Actuellement dirigée par une maire de droite, la Seyne-sur-Mer était, jusqu’en 2020, la dernière ville du Var encore dirigée par une municipalité de gauche. « La question du racisme ne s’est jamais vraiment posée ici », dit Hakim Bouaksa. La violence liée à l’extrême droite est une nouveauté dans cette cité portuaire populaire. Après la démission du maire de Saint-Brévin-les-Pins suite à l’incendie de son domicile par des opposants à un centre d’accueil pour demandeurs d’asile et le défilé de 500 militants du GUD à Paris fin mai, l’agression résonne dans un contexte de résurgence de la violence d’extrême droite.

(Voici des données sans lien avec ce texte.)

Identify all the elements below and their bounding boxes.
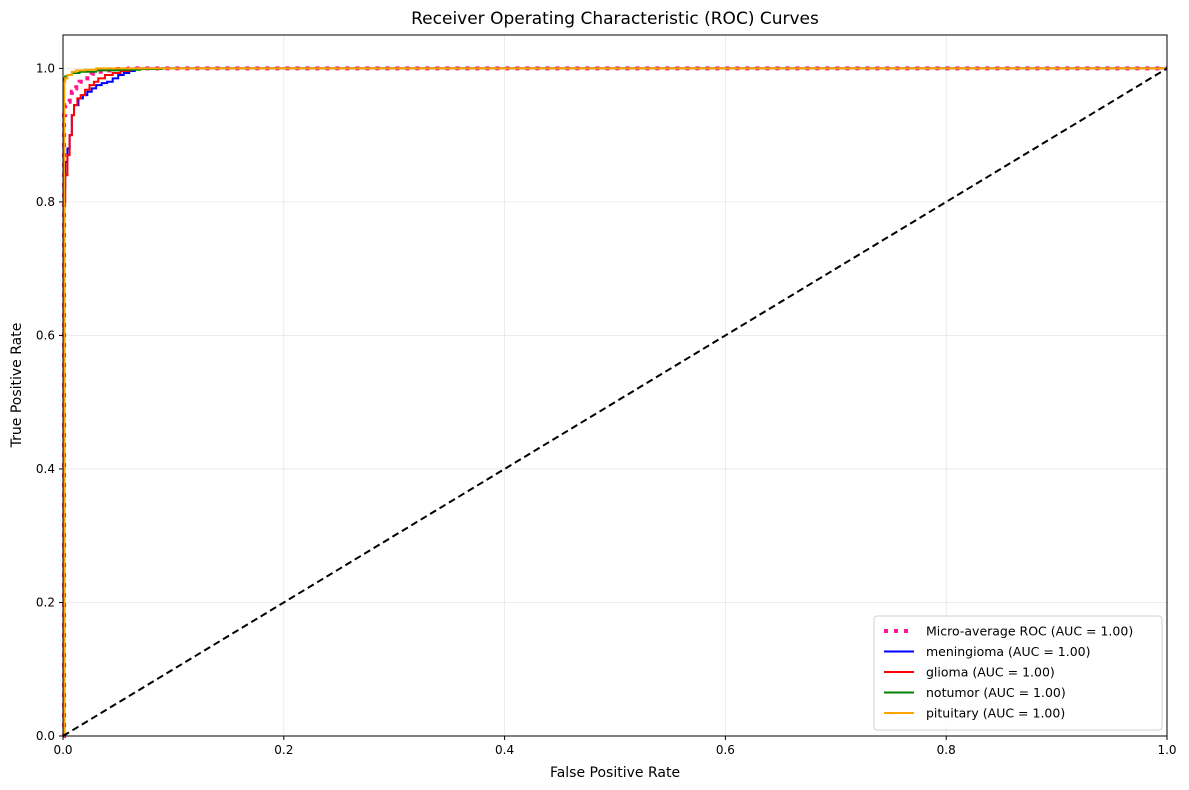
x-axis-title: False Positive Rate bbox=[550, 765, 680, 781]
legend-label-notumor: notumor (AUC = 1.00) bbox=[926, 685, 1066, 700]
series-line-pituitary bbox=[63, 67, 1167, 737]
plot-frame bbox=[62, 34, 1168, 737]
x-tick-label: 0.6 bbox=[716, 743, 735, 757]
y-tick-label: 1.0 bbox=[36, 61, 55, 75]
y-tick-label: 0.0 bbox=[36, 729, 55, 743]
legend-label-microaverage: Micro-average ROC (AUC = 1.00) bbox=[926, 624, 1133, 639]
diagonal-reference-line bbox=[62, 67, 1168, 737]
series-line-microaverage bbox=[62, 66, 1167, 738]
x-tick-label: 0.4 bbox=[495, 743, 514, 757]
roc-curves bbox=[62, 66, 1168, 738]
x-axis-ticks: 0.0 0.2 0.4 0.6 0.8 1.0 bbox=[53, 736, 1177, 757]
y-tick-label: 0.8 bbox=[36, 195, 55, 209]
y-axis-title: True Positive Rate bbox=[9, 323, 25, 449]
legend-box bbox=[873, 615, 1163, 731]
x-tick-label: 0.2 bbox=[274, 743, 293, 757]
legend-label-pituitary: pituitary (AUC = 1.00) bbox=[926, 706, 1065, 721]
x-tick-label: 0.0 bbox=[53, 743, 72, 757]
chart-title: Receiver Operating Characteristic (ROC) … bbox=[411, 9, 819, 29]
legend: Micro-average ROC (AUC = 1.00) meningioma… bbox=[873, 615, 1163, 731]
y-tick-label: 0.6 bbox=[36, 328, 55, 342]
y-axis-ticks: 0.0 0.2 0.4 0.6 0.8 1.0 bbox=[36, 61, 63, 743]
y-tick-label: 0.4 bbox=[36, 462, 55, 476]
legend-label-meningioma: meningioma (AUC = 1.00) bbox=[926, 644, 1090, 659]
legend-label-glioma: glioma (AUC = 1.00) bbox=[926, 665, 1055, 680]
x-tick-label: 0.8 bbox=[937, 743, 956, 757]
x-tick-label: 1.0 bbox=[1157, 743, 1176, 757]
grid-lines bbox=[62, 35, 1168, 737]
y-tick-label: 0.2 bbox=[36, 595, 55, 609]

Hakim Bouaksa, qui dit avoir voulu s’engager politiquement après le choc du 21 avril 2002, souligne que « la lutte contre l’extrême droite a toujours été le sens de [s]on engagement politique ». « EELV est un parti antiraciste qui lutte contre les inégalités et prône l’écologie au service de la justice sociale, » complète-t-il.

Quelle suite va-t-il donner à ces événements ? « Je ne veux pas qu’il y ait de vengeance, je laisse la justice de mon pays s’en occuper » dit-il avant de conclure : « Cette agression ne m’arrêtera pas. Le seul résultat, c’est que mon combat contre le racisme en sortira grandi ».